- French: Les Tricheurs
- Directed by: Louis Godbout
- Written by: Louis Godbout
- Produced by: Sébastien Poussard Vanessa Mujica-Garcia
- Starring: Christine Beaulieu Benoît Gouin Alexandre Goyette Steve Laplante
- Cinematography: Jean-François Lord
- Edited by: Claude Palardy
- Music by: Jean Massicotte Guy Bernier
- Production company: Les Films Primatice
- Distributed by: K-Films Amérique
- Release date: March 25, 2022 (Sonoma);
- Running time: 92 minutes
- Country: Canada
- Language: French

= The Cheaters (2022 film) =

2022 Canadian comedy film

The Cheaters (Les Tricheurs) is a Canadian comedy film, directed by Louis Godbout and released in 2022. The film centres on Hubert (Benoît Gouin), Florence (Christine Beaulieu) and André (Steve Laplante), three friends who plan a casual game of golf, only to find their afternoon disrupted by Michel (Alexandre Goyette), a stranger whose presence on the golf course brings out simmering tensions and reveals buried secrets.
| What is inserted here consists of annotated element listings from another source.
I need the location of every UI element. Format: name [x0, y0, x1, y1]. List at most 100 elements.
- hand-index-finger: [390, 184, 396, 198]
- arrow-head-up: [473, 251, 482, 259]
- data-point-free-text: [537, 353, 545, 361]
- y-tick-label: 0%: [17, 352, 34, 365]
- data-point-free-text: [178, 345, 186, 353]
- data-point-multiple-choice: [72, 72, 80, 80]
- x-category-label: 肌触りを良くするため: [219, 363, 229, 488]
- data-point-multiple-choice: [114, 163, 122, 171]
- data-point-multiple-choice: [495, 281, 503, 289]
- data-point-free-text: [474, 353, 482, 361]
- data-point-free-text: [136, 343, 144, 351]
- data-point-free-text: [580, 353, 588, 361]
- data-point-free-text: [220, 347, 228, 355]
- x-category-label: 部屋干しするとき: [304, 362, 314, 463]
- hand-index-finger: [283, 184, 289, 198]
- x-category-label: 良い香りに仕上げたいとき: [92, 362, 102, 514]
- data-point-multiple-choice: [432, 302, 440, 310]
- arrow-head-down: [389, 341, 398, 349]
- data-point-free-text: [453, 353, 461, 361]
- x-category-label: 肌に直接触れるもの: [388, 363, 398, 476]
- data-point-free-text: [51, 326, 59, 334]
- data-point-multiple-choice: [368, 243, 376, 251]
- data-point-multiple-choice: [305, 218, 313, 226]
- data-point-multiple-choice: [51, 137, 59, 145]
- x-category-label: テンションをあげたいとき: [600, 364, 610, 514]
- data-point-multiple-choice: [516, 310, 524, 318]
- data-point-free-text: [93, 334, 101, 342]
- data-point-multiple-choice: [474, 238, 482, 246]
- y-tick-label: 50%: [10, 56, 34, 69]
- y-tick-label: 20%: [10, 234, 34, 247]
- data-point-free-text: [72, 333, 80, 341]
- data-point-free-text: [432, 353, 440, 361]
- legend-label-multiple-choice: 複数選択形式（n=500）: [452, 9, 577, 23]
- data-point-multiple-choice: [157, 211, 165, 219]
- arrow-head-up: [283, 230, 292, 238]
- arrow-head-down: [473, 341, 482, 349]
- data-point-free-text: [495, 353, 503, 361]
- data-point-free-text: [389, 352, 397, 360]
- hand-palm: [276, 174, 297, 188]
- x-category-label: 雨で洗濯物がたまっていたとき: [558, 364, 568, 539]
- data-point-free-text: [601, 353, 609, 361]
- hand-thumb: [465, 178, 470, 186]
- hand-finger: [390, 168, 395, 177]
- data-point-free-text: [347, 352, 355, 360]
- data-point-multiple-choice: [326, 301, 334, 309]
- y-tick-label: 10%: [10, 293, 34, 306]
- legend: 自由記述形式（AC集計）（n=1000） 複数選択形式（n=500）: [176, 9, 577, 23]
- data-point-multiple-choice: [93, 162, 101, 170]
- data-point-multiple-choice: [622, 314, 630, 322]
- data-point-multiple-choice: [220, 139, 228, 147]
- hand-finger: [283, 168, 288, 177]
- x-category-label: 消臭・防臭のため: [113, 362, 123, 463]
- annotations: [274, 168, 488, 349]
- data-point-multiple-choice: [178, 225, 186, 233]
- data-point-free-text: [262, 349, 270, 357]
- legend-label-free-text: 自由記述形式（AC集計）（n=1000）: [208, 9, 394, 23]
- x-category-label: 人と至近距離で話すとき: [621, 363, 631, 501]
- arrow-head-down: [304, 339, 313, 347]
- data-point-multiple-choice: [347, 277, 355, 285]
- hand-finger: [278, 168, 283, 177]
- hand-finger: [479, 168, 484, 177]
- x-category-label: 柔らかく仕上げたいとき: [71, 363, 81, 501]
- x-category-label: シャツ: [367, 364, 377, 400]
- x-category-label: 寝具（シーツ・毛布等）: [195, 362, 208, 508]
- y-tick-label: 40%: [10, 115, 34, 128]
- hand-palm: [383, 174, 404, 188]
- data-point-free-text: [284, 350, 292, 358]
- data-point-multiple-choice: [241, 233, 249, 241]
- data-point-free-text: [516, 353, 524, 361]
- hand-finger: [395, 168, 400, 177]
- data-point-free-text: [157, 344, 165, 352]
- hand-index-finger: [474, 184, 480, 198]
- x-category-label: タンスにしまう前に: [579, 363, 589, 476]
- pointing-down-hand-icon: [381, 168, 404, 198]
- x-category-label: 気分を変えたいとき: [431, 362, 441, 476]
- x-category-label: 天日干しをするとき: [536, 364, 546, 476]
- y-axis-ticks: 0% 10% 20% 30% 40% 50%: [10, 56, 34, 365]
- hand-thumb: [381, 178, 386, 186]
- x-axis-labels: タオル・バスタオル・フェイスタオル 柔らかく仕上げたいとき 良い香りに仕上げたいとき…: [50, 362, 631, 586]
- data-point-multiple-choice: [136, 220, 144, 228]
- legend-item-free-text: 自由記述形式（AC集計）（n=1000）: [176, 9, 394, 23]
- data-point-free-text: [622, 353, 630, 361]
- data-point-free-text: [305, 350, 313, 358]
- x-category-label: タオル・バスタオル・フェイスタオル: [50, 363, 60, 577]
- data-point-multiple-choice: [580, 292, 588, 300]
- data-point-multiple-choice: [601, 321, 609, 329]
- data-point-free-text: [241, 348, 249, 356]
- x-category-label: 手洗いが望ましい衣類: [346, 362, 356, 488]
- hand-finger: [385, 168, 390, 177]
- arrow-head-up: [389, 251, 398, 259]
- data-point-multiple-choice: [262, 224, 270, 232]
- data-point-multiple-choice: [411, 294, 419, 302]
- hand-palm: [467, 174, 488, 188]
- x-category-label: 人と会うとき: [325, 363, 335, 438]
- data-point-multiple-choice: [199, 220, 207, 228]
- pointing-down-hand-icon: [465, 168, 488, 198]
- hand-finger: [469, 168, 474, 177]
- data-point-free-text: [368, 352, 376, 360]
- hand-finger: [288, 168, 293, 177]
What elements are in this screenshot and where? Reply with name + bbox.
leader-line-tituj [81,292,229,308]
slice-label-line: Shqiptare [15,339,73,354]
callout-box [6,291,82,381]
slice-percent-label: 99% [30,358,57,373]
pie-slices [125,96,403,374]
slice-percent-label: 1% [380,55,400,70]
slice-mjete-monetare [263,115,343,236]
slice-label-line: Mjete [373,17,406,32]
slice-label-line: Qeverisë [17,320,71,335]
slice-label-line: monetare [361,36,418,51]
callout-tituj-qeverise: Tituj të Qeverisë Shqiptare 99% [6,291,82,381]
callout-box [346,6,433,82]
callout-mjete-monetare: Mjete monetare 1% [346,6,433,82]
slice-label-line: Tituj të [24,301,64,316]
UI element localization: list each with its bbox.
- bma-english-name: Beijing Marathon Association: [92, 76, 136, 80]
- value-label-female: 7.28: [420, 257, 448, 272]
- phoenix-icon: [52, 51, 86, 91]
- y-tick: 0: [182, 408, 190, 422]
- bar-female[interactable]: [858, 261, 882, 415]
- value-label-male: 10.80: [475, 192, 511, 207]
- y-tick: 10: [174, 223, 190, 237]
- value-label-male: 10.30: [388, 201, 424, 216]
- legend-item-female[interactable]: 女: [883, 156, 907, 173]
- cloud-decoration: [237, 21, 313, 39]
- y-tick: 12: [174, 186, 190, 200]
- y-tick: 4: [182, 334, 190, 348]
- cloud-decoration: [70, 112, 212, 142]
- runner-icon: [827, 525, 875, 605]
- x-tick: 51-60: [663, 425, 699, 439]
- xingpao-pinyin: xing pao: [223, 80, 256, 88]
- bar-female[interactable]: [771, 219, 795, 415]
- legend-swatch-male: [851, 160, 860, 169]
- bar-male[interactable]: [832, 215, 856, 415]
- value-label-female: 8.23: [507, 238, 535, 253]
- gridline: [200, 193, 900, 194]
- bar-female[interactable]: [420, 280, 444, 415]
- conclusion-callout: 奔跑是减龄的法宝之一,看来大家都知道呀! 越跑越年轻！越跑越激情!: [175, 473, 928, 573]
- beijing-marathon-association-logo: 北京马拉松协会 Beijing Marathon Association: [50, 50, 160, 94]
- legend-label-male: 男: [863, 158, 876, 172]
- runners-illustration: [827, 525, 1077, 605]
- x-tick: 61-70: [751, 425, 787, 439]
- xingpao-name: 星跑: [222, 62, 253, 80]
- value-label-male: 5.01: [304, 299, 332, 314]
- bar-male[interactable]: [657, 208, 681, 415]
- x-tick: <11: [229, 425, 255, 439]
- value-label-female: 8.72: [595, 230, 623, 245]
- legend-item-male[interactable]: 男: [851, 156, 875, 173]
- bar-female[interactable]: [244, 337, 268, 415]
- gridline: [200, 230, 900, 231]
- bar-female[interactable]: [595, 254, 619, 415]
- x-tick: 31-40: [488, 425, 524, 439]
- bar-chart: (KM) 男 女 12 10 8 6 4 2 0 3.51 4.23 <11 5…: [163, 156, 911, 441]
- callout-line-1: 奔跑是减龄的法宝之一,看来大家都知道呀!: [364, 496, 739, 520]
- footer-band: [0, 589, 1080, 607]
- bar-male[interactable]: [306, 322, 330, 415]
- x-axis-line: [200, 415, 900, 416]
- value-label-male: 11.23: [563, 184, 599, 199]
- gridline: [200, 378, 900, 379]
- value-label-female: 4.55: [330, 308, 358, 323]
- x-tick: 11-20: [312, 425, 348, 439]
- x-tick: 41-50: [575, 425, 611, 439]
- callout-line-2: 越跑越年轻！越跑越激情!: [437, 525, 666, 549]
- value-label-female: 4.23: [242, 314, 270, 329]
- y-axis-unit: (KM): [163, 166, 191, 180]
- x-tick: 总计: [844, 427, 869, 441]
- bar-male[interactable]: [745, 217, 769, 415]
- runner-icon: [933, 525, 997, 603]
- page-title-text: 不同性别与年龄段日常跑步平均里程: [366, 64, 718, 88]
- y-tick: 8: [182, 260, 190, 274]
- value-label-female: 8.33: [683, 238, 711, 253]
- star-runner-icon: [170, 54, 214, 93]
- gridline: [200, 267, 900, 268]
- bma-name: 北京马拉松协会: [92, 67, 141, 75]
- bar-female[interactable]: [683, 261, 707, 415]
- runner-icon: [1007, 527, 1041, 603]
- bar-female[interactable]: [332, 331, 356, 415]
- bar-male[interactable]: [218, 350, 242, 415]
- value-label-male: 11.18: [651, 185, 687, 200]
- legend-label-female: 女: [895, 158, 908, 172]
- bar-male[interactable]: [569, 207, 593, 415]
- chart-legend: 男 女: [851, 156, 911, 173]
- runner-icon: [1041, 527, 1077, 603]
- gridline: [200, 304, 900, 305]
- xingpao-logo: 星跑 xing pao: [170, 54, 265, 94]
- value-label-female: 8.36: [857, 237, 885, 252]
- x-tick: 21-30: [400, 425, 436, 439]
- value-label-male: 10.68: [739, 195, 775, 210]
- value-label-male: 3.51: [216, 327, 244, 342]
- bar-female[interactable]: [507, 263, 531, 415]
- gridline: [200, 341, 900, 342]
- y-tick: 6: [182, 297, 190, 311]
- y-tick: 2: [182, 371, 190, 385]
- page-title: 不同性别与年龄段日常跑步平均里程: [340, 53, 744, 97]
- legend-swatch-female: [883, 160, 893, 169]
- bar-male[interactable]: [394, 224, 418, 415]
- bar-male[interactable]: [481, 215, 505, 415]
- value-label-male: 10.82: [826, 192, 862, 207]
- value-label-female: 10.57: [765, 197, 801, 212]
The cast also includes Joseph Antaki, Jean-Pierre Bergeron, Jean-Carl Boucher, Ben Boudreau, Étienne Dano, Braulio Elicer, Felix Famelart, Mia Fortin, Claude Gasse, Héléna Laliberté, Éric Laporte, Sebastien Poussard and Sébastien René in supporting roles.

The film premiered on March 25, 2022, at the Sonoma International Film Festival, before opening commercially in August 2022.